Adamsberg bebió un trago, lanzó una mirada a Danglard para confirmarle que, efectivamente, el vino era bastante rudo. Aun así, nada comparable al tetrabrick que se había cepillado con pajita. Se preguntó por un instante si ese vinacho no sería la causa de su letargo de bruto en el coche cuando cinco o seis horas de descanso le bastaban. Cogió un trozo de sándwich que quedaba en la mesa -el de Mordent- y lo desmigajó debajo de la silla.

– Es para el perro -explicó.

Se inclinó hacia el suelo, verificó que a Cupido le gustaba el pan y volvió a sus agentes, trece pares de ojos que convergían en él.

– O sea que es el ADN de un desconocido, y es el ADN del asesino. Comprobaron sin convencimiento los datos del ADN y lo encontraron.

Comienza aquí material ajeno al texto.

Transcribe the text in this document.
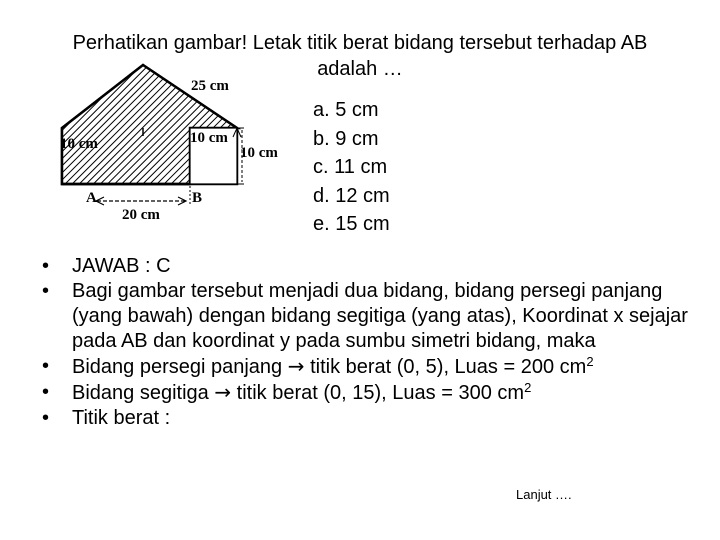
Perhatikan gambar! Letak titik berat bidang tersebut terhadap AB adalah …
25 cm
10 cm	10 cm
10 cm
A	B
20 cm
a. 5 cm
b. 9 cm
c. 11 cm
d. 12 cm
e. 15 cm
• JAWAB : C
• Bagi gambar tersebut menjadi dua bidang, bidang persegi panjang (yang bawah) dengan bidang segitiga (yang atas), Koordinat x sejajar pada AB dan koordinat y pada sumbu simetri bidang, maka
• Bidang persegi panjang → titik berat (0, 5), Luas = 200 $cm^2$
• Bidang segitiga → titik berat (0, 15), Luas = 300 $cm^2$
• Titik berat :
Lanjut ….
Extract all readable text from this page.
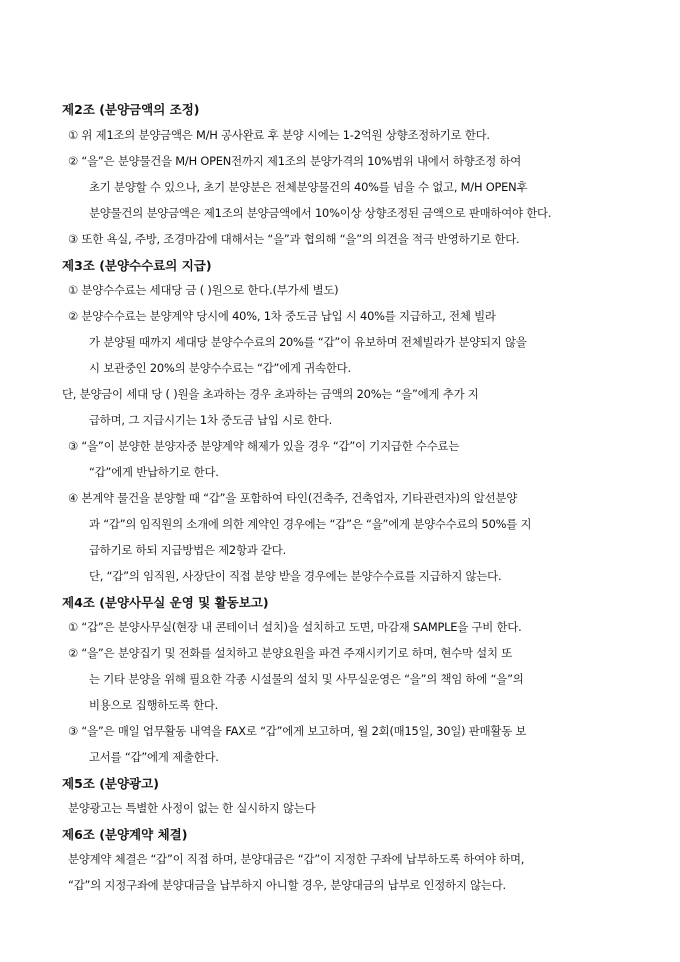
제2조 (분양금액의 조정)
① 위 제1조의 분양금액은 M/H 공사완료 후 분양 시에는 1-2억원 상향조정하기로 한다.
② “을”은 분양물건을 M/H OPEN전까지 제1조의 분양가격의 10%범위 내에서 하향조정 하여
초기 분양할 수 있으나, 초기 분양분은 전체분양물건의 40%를 넘을 수 없고, M/H OPEN후
분양물건의 분양금액은 제1조의 분양금액에서 10%이상 상향조정된 금액으로 판매하여야 한다.
③ 또한 욕실, 주방, 조경마감에 대해서는 “을”과 협의해 “을”의 의견을 적극 반영하기로 한다.
제3조 (분양수수료의 지급)
① 분양수수료는 세대당 금 ( )원으로 한다.(부가세 별도)
② 분양수수료는 분양계약 당시에 40%, 1차 중도금 납입 시 40%를 지급하고, 전체 빌라
가 분양될 때까지 세대당 분양수수료의 20%를 “갑”이 유보하며 전체빌라가 분양되지 않을
시 보관중인 20%의 분양수수료는 “갑”에게 귀속한다.
단, 분양금이 세대 당 ( )원을 초과하는 경우 초과하는 금액의 20%는 “을”에게 추가 지
급하며, 그 지급시기는 1차 중도금 납입 시로 한다.
③ “을”이 분양한 분양자중 분양계약 해제가 있을 경우 “갑”이 기지급한 수수료는
“갑”에게 반납하기로 한다.
④ 본계약 물건을 분양할 때 “갑”을 포함하여 타인(건축주, 건축업자, 기타관련자)의 알선분양
과 “갑”의 임직원의 소개에 의한 계약인 경우에는 “갑”은 “을”에게 분양수수료의 50%를 지
급하기로 하되 지급방법은 제2항과 같다.
단, “갑”의 임직원, 사장단이 직접 분양 받을 경우에는 분양수수료를 지급하지 않는다.
제4조 (분양사무실 운영 및 활동보고)
① “갑”은 분양사무실(현장 내 콘테이너 설치)을 설치하고 도면, 마감재 SAMPLE을 구비 한다.
② “을”은 분양집기 및 전화를 설치하고 분양요원을 파견 주재시키기로 하며, 현수막 설치 또
는 기타 분양을 위해 필요한 각종 시설물의 설치 및 사무실운영은 “을”의 책임 하에 “을”의
비용으로 집행하도록 한다.
③ “을”은 매일 업무활동 내역을 FAX로 “갑”에게 보고하며, 월 2회(매15일, 30일) 판매활동 보
고서를 “갑”에게 제출한다.
제5조 (분양광고)
분양광고는 특별한 사정이 없는 한 실시하지 않는다
제6조 (분양계약 체결)
분양계약 체결은 “갑”이 직접 하며, 분양대금은 “갑”이 지정한 구좌에 납부하도록 하여야 하며,
“갑”의 지정구좌에 분양대금을 납부하지 아니할 경우, 분양대금의 납부로 인정하지 않는다.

Tienen el apellido del asesino, tienen su nombre, tienen su rostro.

– Sí -confirmó Danglard a media voz.

– ¿Y su domicilio?

– Sí -repitió Danglard.

Adamsberg comprendía que ese éxito tan rápido los turbara, que los emocionara incluso, como si aterrizaran sin preparación, pero la sensación de incomodidad generalizada, incluso de falta, lo desconcertaba. El tren había descarrilado en algún momento.

– O sea que tenemos su dirección -prosiguió Adamsberg-, quizá su profesión, su lugar de trabajo. Sus amigos, su familia. El hecho se conoce sólo desde hace unas quince horas. Se localizan los lugares que frecuenta, se avanza sin hacer ruido, no se puede fallar.

A medida que iba hablando, Adamsberg sabía que estaba completamente equivocado. Iban a fallar, ya habían fallado.

– No se puede fallar -repitió-, salvo si él sabe que ha sido localizado.

Danglard depositó sobre las rodillas su bolsa abultada, deformada por las botellas que solía colocar al fondo. Sacó un montón de periódicos, eligió uno y puso la primera plana ante los ojos de Adamsberg.

– Lo sabe de sobra -dijo con voz hastiada.

17

El doctor Lavoisier escrutaba a su paciente con aire severo, como si le reprochara ese desatino. Porque este violento acceso de fiebre no estaba programado. Una inflamación del peritoneo que mermaba gravemente sus posibilidades de curación. Antibióticos en altas dosis, cambio de sábanas cada dos horas. El médico dio varias veces palmadas en las mejillas a Émile.

– Abra los ojos, hombre, tiene que aferrarse.

Émile obedeció con dificultad y miró al hombrecillo de blanco, silueta oronda un poco confusa.

– Doctor Lavoisier, como Lavoisier, simplemente -se presentó el médico-. Mantenga el rumbo -dijo dándole de nuevo palmadas en la mejilla-. ¿Se ha tragado algo a escondidas? ¿Alguna bola de papel, alguna prueba?